Find the variation of refractive index as function of y such that a ray entering at origin at grazing incidence follows a parabolic path y=x^2?

To find the variation of the refractive index as a function of \( y \) such that a ray entering at the origin with grazing incidence follows a parabolic path described by \( y = x^2 \), we can utilize Snell's law and the principles of geometric optics. The key here is to understand how the refractive index affects the path of light as it travels through different media.

Understanding the Problem

A ray of light entering at grazing incidence means it strikes the boundary of the medium at a very shallow angle. The path described by \( y = x^2 \) suggests that the light is bending in a parabolic trajectory. To achieve this, the refractive index must vary with \( y \). We can denote the refractive index as \( n(y) \).

Applying Snell's Law

Snell's law states that:

• \( n_1 \sin(\theta_1) = n_2 \sin(\theta_2) \)

In our case, since the ray enters at grazing incidence, \( \theta_1 \) is very small, and we can approximate \( \sin(\theta_1) \approx \theta_1 \). If we assume the ray is moving from air (where \( n_1 \approx 1 \)) into a medium with a variable refractive index \( n(y) \), we can express the relationship as:

• \( \theta_1 \approx n(y) \sin(\theta_2) \)

Finding the Relationship

To derive the refractive index as a function of \( y \), we need to relate the angle of incidence to the path of the ray. The path \( y = x^2 \) implies that the slope of the path at any point \( x \) is given by the derivative:

• \( \frac{dy}{dx} = 2x \)

This slope represents the tangent of the angle \( \theta \) that the ray makes with the horizontal axis. Thus, we can express the angle as:

• \( \tan(\theta) = 2x \)

Relating Refractive Index to Path Curvature

Using the small angle approximation, we can relate the refractive index to the curvature of the path. The curvature \( K \) of the path can be defined as:

• \( K = \frac{d^2y}{dx^2} = 2 \)

In optics, the refractive index can be related to the curvature of the path of light. For a ray following a parabolic trajectory, the refractive index must change in such a way that it compensates for the curvature. A common relationship in optics is:

• \( n(y) = n_0 + k \cdot y \)

where \( n_0 \) is the refractive index at \( y = 0 \) and \( k \) is a constant that determines how quickly the refractive index changes with \( y \).

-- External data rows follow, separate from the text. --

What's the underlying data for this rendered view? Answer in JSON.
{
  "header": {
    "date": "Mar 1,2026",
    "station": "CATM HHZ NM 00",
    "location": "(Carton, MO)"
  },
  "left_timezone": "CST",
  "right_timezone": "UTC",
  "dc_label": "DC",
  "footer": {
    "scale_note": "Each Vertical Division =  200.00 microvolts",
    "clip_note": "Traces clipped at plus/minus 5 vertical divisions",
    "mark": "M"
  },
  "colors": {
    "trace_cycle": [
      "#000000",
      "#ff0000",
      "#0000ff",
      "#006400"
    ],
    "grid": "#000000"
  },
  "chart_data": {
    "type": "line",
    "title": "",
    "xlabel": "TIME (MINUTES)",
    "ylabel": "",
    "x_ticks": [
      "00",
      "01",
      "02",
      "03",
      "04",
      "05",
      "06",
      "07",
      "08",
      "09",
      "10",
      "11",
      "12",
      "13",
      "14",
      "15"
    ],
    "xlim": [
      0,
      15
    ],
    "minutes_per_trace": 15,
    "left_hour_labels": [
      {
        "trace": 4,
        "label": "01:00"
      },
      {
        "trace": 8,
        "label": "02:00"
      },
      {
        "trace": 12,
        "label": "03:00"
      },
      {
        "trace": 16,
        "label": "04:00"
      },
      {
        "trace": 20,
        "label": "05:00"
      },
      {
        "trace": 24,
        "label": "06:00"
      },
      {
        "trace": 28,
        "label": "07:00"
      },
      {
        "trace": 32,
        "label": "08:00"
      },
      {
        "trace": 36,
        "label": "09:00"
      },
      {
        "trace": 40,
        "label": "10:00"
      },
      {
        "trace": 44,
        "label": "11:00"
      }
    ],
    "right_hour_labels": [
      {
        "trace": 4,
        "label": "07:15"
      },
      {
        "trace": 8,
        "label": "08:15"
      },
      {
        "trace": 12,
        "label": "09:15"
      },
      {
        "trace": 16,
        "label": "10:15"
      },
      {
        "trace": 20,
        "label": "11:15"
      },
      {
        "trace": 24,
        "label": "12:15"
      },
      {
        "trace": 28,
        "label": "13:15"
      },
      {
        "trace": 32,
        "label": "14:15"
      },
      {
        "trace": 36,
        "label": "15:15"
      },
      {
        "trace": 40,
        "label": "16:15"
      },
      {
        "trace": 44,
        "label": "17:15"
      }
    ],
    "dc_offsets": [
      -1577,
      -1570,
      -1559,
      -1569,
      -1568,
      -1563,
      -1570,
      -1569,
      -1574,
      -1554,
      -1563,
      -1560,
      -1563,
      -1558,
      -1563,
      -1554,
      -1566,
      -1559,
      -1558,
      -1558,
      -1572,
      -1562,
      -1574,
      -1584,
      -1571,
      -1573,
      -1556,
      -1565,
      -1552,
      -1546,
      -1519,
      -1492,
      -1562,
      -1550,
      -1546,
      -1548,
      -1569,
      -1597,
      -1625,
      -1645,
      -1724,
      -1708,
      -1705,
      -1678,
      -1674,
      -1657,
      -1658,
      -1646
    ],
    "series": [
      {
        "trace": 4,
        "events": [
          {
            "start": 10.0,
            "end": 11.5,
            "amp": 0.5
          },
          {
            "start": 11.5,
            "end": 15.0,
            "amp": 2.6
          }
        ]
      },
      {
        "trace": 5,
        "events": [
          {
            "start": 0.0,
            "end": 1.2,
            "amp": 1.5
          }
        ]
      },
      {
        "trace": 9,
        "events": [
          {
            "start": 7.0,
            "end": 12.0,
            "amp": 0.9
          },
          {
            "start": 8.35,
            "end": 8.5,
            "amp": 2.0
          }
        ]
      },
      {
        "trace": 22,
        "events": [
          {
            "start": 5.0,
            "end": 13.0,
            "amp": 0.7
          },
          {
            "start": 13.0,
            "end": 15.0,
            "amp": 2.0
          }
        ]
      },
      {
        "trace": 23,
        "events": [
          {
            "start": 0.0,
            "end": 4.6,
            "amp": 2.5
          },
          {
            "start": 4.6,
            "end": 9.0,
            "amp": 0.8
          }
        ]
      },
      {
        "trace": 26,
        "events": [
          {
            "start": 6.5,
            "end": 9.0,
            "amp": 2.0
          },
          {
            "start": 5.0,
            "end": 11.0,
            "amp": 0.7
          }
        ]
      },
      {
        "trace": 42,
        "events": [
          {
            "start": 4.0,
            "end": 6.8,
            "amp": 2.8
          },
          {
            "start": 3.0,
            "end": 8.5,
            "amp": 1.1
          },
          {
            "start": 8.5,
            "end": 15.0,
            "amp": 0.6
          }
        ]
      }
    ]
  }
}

Final Expression for Refractive Index

To ensure that the ray follows the parabolic path, we can set \( k \) based on the curvature we derived. Thus, we can express the refractive index as:

• \( n(y) = 1 + 2y \)

This means that the refractive index increases linearly with \( y \), which allows the light ray to bend appropriately to follow the parabolic trajectory \( y = x^2 \).

Summary

In summary, the variation of the refractive index as a function of \( y \) that allows a ray entering at the origin at grazing incidence to follow the path \( y = x^2 \) is given by:

• \( n(y) = 1 + 2y \)

This relationship captures how the refractive index must change to accommodate the bending of light along the specified parabolic path.